Well, in this book, Doute will tell you. She teamed up with the “How to Lose a Guy in 10 Days” author Michele Alexander to adapt her past exploits into a rom-com-style, do-as-I-say-not-what-I-do kind of tell-all. Kristen goes as far back as her childhood crushes, then takes us through the conveyor belt of attractive, yet slow on the up-take guys she’s gone for over the years. The guys made some serious mistakes in these relationships, as did Kristen, and, props to her, she almost takes responsibility for them in this book.
I know you can probably almost taste the shade I’m throwing, so let me state outright: I don’t hate Kristen. Certainly, she’s one of the best things that ever happened to the show because she cannot control herself. But on the other hand, she’s incredibly frustrating. Because she cannot control herself.
There are patterns in her behavior and in her relationships. I’ll give it to her – she’s certainly more self-aware than she’s ever been before, but on the first part of the season eight reunion that aired last week, it was revealed that Kristen hooked up with Max, the ex of not one, but two of her friends, one of whom was still interested in getting back together with him. It’s a situation uncomfortably reminiscent of her hookups with Jax Taylor when Stassi, her best friend, was entertaining a reunion with him. It’s hard to buy into her “I’ve changed so much” brand when her behavior as of last fall was merely a slightly toned-down version of what she was doing seven years ago.
Also, for as much as Kristen says she spills in this book, there’s something I really noticed the absence of: the story of how she and Tom Sandoval really got together. Kristen is happy to give stories of how she found out men were cheating on her (and then gives you, the reader, step-by-step instructions on how to double down on a cheating man’s error by egregiously invading his privacy), but she doesn’t admit that she and Sandoval started their relationship off by cheating.

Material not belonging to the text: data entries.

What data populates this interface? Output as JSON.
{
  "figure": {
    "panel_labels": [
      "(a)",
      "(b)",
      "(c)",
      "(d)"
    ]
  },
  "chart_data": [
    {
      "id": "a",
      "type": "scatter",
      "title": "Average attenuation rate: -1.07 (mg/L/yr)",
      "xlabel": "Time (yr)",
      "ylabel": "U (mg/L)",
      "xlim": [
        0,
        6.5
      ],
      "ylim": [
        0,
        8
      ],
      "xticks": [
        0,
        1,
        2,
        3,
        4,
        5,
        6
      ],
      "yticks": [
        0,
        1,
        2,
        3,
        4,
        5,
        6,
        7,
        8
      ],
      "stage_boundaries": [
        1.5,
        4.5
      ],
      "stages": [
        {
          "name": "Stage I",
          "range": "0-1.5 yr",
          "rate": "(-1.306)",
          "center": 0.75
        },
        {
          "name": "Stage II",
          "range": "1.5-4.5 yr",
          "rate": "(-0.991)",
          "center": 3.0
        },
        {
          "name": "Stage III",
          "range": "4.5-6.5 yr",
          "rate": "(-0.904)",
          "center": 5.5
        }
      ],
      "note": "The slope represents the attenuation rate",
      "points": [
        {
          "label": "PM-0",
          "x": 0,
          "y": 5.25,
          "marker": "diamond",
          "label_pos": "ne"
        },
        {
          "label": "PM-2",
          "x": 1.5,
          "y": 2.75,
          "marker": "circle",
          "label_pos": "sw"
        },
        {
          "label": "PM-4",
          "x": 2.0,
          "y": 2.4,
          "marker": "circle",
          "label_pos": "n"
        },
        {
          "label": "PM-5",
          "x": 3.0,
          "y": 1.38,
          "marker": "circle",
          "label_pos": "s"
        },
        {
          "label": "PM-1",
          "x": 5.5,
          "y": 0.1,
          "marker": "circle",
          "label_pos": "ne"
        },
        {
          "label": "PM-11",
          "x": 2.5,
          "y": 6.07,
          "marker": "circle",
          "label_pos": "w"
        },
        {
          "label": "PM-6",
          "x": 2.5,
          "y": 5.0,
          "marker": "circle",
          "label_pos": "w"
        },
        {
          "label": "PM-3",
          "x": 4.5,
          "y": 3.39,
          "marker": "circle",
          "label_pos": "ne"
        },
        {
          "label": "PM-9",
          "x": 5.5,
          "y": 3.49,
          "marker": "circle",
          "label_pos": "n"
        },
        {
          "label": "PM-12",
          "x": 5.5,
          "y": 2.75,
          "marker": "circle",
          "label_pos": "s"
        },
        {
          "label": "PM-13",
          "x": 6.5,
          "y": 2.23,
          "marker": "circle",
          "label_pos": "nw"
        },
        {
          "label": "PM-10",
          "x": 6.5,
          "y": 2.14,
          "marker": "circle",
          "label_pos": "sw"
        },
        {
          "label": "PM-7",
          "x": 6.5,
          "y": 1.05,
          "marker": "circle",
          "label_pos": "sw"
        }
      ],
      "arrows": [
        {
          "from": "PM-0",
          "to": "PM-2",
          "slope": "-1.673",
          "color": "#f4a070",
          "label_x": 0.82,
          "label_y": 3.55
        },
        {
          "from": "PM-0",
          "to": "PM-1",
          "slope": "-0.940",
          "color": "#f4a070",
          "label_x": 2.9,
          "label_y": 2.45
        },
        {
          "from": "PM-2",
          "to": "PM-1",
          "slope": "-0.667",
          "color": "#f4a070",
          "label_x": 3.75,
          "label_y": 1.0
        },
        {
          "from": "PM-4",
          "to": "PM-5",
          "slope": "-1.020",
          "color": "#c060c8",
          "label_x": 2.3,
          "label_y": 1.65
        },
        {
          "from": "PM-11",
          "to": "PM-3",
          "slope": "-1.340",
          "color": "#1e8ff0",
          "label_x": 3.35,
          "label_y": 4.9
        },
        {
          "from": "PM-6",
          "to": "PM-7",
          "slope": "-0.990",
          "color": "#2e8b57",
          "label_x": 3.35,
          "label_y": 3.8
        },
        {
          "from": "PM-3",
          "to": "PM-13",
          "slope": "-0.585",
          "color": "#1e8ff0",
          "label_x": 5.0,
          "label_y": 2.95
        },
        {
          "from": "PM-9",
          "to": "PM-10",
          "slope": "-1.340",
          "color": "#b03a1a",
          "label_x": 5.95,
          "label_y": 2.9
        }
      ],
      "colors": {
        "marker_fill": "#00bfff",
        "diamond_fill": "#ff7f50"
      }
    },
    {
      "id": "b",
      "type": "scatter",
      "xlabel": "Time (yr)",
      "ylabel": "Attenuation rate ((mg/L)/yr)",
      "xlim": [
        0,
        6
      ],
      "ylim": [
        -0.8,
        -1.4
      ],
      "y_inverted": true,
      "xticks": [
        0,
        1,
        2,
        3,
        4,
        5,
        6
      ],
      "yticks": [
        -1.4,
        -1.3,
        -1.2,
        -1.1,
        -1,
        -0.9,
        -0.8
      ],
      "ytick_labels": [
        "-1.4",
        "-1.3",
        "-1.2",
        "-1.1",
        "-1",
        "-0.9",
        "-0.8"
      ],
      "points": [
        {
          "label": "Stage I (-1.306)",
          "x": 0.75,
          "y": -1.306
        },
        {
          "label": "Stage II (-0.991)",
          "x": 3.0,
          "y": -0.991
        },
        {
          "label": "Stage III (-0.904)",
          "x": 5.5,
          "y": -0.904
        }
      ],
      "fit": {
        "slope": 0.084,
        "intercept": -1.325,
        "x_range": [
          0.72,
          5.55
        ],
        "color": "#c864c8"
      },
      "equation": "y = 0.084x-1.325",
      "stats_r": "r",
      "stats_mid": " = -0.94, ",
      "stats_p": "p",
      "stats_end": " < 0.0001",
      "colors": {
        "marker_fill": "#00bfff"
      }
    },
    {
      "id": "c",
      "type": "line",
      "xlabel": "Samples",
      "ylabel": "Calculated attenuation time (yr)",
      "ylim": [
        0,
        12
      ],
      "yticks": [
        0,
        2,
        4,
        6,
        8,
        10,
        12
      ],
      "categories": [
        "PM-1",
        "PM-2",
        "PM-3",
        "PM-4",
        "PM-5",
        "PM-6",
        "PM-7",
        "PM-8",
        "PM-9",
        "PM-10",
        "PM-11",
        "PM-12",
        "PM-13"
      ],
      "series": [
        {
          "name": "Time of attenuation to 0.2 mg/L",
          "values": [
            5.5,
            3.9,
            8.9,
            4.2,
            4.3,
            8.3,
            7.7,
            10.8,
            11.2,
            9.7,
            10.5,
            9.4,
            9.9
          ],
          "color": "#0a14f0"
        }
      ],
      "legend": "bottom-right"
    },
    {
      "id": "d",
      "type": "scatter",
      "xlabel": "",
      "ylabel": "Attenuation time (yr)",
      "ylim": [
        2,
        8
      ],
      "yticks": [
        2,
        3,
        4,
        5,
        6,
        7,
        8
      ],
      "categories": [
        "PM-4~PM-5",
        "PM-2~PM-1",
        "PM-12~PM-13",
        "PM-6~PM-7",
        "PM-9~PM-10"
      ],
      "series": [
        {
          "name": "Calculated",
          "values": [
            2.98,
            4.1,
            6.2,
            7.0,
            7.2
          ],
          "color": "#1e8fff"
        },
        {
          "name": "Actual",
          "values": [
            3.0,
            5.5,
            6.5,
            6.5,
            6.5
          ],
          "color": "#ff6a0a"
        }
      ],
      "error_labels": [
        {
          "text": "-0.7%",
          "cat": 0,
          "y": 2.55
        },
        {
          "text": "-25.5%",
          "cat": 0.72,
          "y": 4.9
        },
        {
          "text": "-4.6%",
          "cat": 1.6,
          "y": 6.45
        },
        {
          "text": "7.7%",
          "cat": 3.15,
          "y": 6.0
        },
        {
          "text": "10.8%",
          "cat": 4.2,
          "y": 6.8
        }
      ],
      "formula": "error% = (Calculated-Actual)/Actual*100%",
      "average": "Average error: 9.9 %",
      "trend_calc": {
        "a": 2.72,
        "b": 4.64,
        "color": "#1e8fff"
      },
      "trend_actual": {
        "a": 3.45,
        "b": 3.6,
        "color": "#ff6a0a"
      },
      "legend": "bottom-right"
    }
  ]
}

This isn’t a conspiracy theory: when the show starts, she says the two had been dating for four years, sleeping together for five, and later, when Tom gets with Ariana, Kristen says something to Tom along the lines of “we know how things go when they don’t start honestly.” (I feel like they’ve alluded to this elsewhere as well, but the examples aren’t coming to mind.) Yet, there’s not mention of this in the book. Nor does she talk about the numerous physical and emotional affairs she’s admitted to having with other guys while she was with Tom.
Basically, the point I’m getting at is two-fold: Kristen is repeating past behavior as early as this past fall, so the “this is what I used to be like” tone is blatantly false, and she leaves out stories that viewers know exist, probably because they are highly unflattering. It makes me wonder what she’s left out of the stories she does include.
But let’s get to the real question here: is this book worth reading?
As a self-help book? No. It’s not written like one (someone put some white out over the words “how to” on the cover – they don’t belong there) and shouldn’t be taken as one.
If you’re not a fan of the show? No. She leaves out names (for legal reasons, I’m sure), so only viewers of the show will fully know who and what she’s talking about. She’s a little too vague for non-viewers to understand; she’s assuming you’re a viewer. (That makes the “how-to” marketing on the cover that’s clearly looking to extend this book’s audience beyond viewers of the show pretty dang gross, but that complaint I’ll direct at the publisher).
If you love the show and want to read about Doute being Doute before she became famous? Oh yeah. You’ll get some gloriously messy stories, even if they are, as I suspect, incomplete.